British business leaders said they had been reassured over the measures
All Britons on short-term visits to the US will have to register their details at least three days in advance, under a tightening of the US visa programme.
Britons and citizens from 26 other countries who do not need visas will have to provide details online, instead of filling out a form en route.
The system will be mandatory from next January. Once registered details will remain valid for two years.
The Home Office said it understood the need to improve travel security.
The US said the new system, which will be rolled out from August and be mandatory for all visa-free travel from 12 January 2009, is intended to boost security by allowing screening of visitors before they travel.

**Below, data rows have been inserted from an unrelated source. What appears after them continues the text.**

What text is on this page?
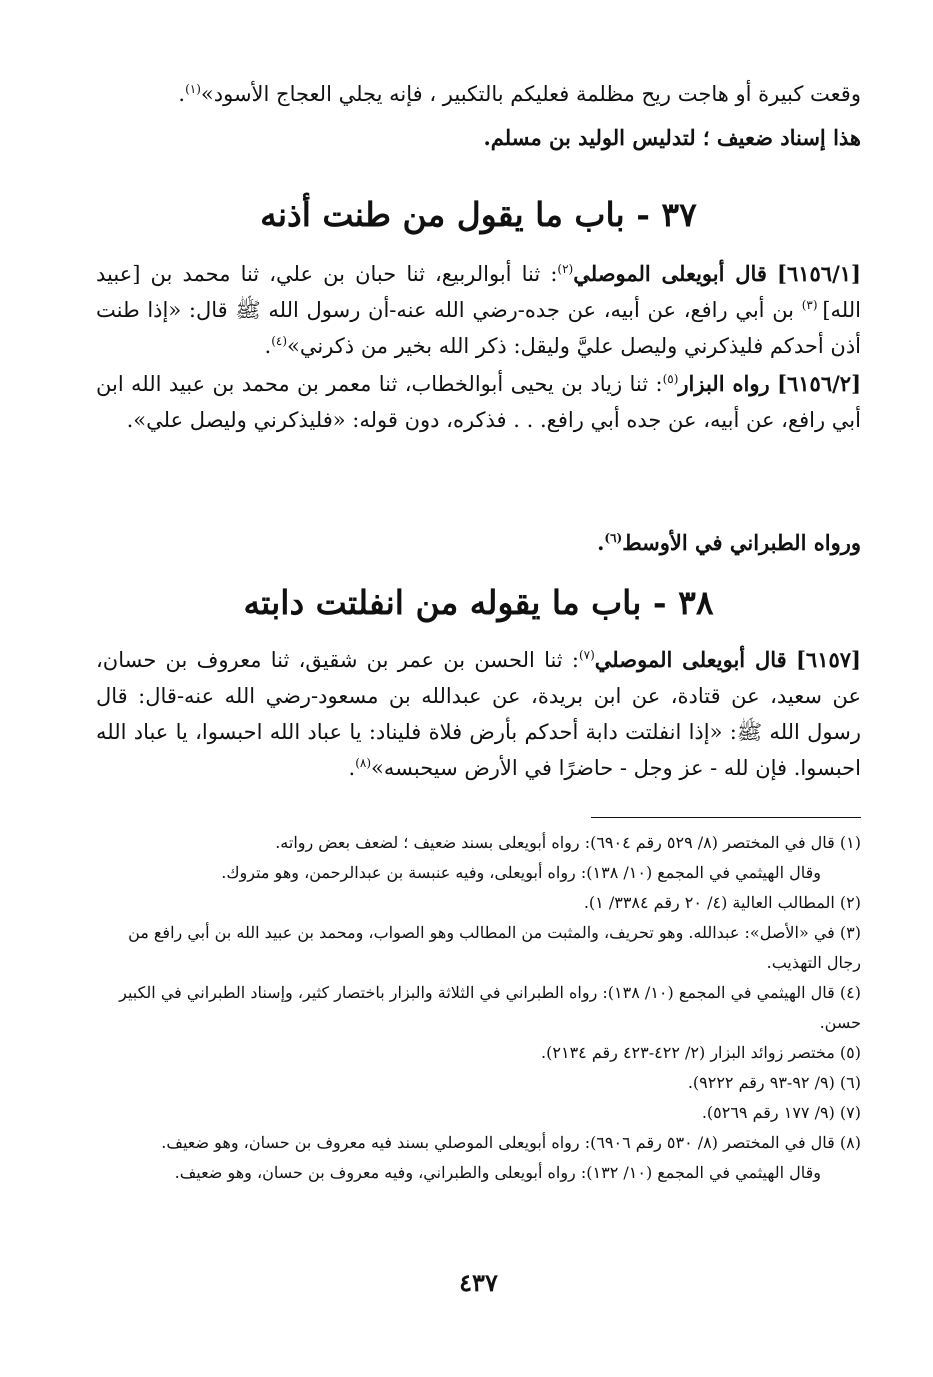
وقعت كبيرة أو هاجت ريح مظلمة فعليكم بالتكبير ، فإنه يجلي العجاج الأسود»$^{(١)}$.
هذا إسناد ضعيف ؛ لتدليس الوليد بن مسلم.
٣٧ - باب ما يقول من طنت أذنه
[٦١٥٦/١] قال أبويعلى الموصلي$^{(٢)}$: ثنا أبوالربيع، ثنا حبان بن علي، ثنا محمد بن [عبيد الله] $^{(٣)}$ بن أبي رافع، عن أبيه، عن جده-رضي الله عنه-أن رسول الله ﷺ قال: «إذا طنت أذن أحدكم فليذكرني وليصل عليَّ وليقل: ذكر الله بخير من ذكرني»$^{(٤)}$.
[٦١٥٦/٢] رواه البزار$^{(٥)}$: ثنا زياد بن يحيى أبوالخطاب، ثنا معمر بن محمد بن عبيد الله ابن أبي رافع، عن أبيه، عن جده أبي رافع. . . فذكره، دون قوله: «فليذكرني وليصل علي».
ورواه الطبراني في الأوسط$^{(٦)}$.
٣٨ - باب ما يقوله من انفلتت دابته
[٦١٥٧] قال أبويعلى الموصلي$^{(٧)}$: ثنا الحسن بن عمر بن شقيق، ثنا معروف بن حسان، عن سعيد، عن قتادة، عن ابن بريدة، عن عبدالله بن مسعود-رضي الله عنه-قال: قال رسول الله ﷺ: «إذا انفلتت دابة أحدكم بأرض فلاة فليناد: يا عباد الله احبسوا، يا عباد الله احبسوا. فإن لله - عز وجل - حاضرًا في الأرض سيحبسه»$^{(٨)}$.

(١) قال في المختصر (٨/ ٥٢٩ رقم ٦٩٠٤): رواه أبويعلى بسند ضعيف ؛ لضعف بعض رواته.

وقال الهيثمي في المجمع (١٠/ ١٣٨): رواه أبويعلى، وفيه عنبسة بن عبدالرحمن، وهو متروك.

(٢) المطالب العالية (٤/ ٢٠ رقم ٣٣٨٤/ ١).

(٣) في «الأصل»: عبدالله. وهو تحريف، والمثبت من المطالب وهو الصواب، ومحمد بن عبيد الله بن أبي رافع من رجال التهذيب.

(٤) قال الهيثمي في المجمع (١٠/ ١٣٨): رواه الطبراني في الثلاثة والبزار باختصار كثير، وإسناد الطبراني في الكبير حسن.

(٥) مختصر زوائد البزار (٢/ ٤٢٢-٤٢٣ رقم ٢١٣٤).

(٦) (٩/ ٩٢-٩٣ رقم ٩٢٢٢).

(٧) (٩/ ١٧٧ رقم ٥٢٦٩).

(٨) قال في المختصر (٨/ ٥٣٠ رقم ٦٩٠٦): رواه أبويعلى الموصلي بسند فيه معروف بن حسان، وهو ضعيف.

وقال الهيثمي في المجمع (١٠/ ١٣٢): رواه أبويعلى والطبراني، وفيه معروف بن حسان، وهو ضعيف.

٤٣٧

As US homeland security secretary Michael Chertoff announced the measures, he referred to Briton Richard Reid who attempted to blow up a trans-Atlantic plane with a shoe bomb.

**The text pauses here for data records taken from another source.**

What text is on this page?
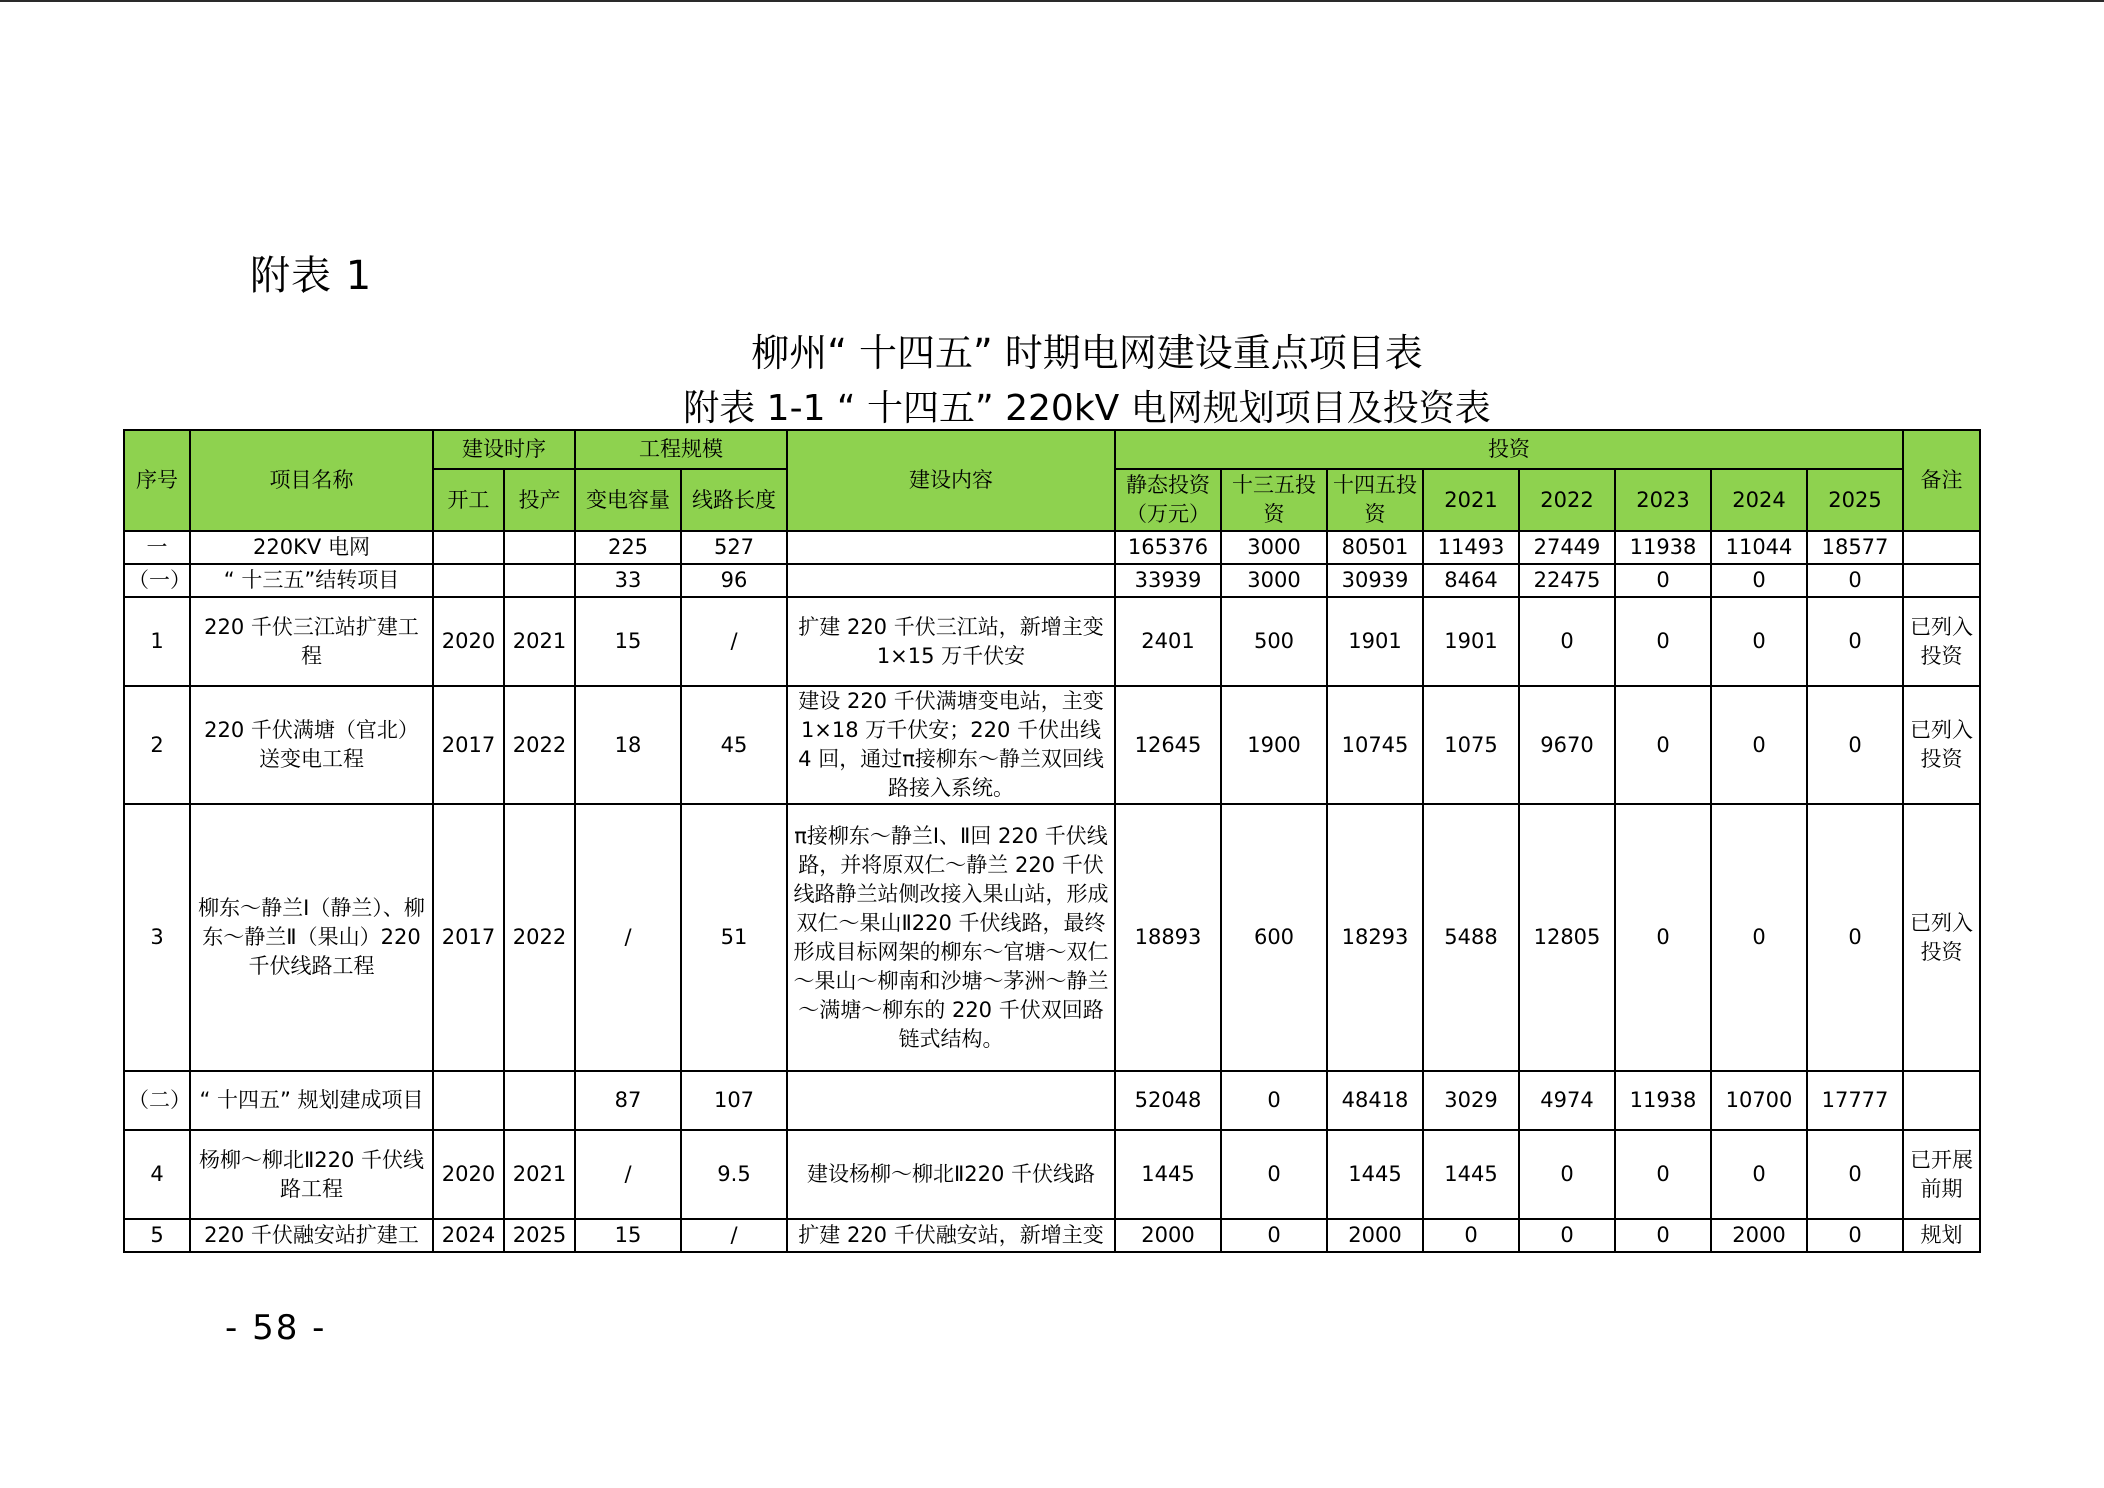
附表 1
柳州“ 十四五” 时期电网建设重点项目表
附表 1-1 “ 十四五” 220kV 电网规划项目及投资表
序号	项目名称	建设时序		工程规模		建设内容	投资								备注
		开工	投产	变电容量	线路长度		静态投资（万元）	十三五投资	十四五投资	2021	2022	2023	2024	2025	
一	220KV 电网			225	527		165376	3000	80501	11493	27449	11938	11044	18577	
（一）	“ 十三五”结转项目			33	96		33939	3000	30939	8464	22475	0	0	0	
1	220 千伏三江站扩建工程	2020	2021	15	/	扩建 220 千伏三江站，新增主变 1×15 万千伏安	2401	500	1901	1901	0	0	0	0	已列入投资
2	220 千伏满塘（官北）送变电工程	2017	2022	18	45	建设 220 千伏满塘变电站，主变 1×18 万千伏安；220 千伏出线 4 回，通过π接柳东～静兰双回线路接入系统。	12645	1900	10745	1075	9670	0	0	0	已列入投资
3	柳东～静兰Ⅰ（静兰）、柳东～静兰Ⅱ（果山）220 千伏线路工程	2017	2022	/	51	π接柳东～静兰Ⅰ、Ⅱ回 220 千伏线路，并将原双仁～静兰 220 千伏线路静兰站侧改接入果山站，形成双仁～果山Ⅱ220 千伏线路，最终形成目标网架的柳东～官塘～双仁～果山～柳南和沙塘～茅洲～静兰～满塘～柳东的 220 千伏双回路链式结构。	18893	600	18293	5488	12805	0	0	0	已列入投资
（二）	“ 十四五” 规划建成项目			87	107		52048	0	48418	3029	4974	11938	10700	17777	
4	杨柳～柳北Ⅱ220 千伏线路工程	2020	2021	/	9.5	建设杨柳～柳北Ⅱ220 千伏线路	1445	0	1445	1445	0	0	0	0	已开展前期
5	220 千伏融安站扩建工	2024	2025	15	/	扩建 220 千伏融安站，新增主变	2000	0	2000	0	0	0	2000	0	规划
- 58 -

"Potential terrorists do not come easily labelled or identified," he said.
A Home Office spokeswoman said: "Obviously we understand the need to improve travel security, and we welcome this additional information from the US on when and where they are going to implement (the new measures)."
The Confederation of British Industry said it had been reassured that the new measures contained provisions for last-minute travel as people will be allowed to register in advance without needing details of a specific journey.
A Homeland Security spokesman said the new registrations would require the same information as the I-94 card, which is currently filled out by visitors to the US and handed to customs on arrival in the country.
That information includes passport number, country of residence and any involvement in terror activities.
The visa waiver programme has been under fire by some US lawmakers, who are concerned that militants who are citizens of the participating countries can too easily obtain entry.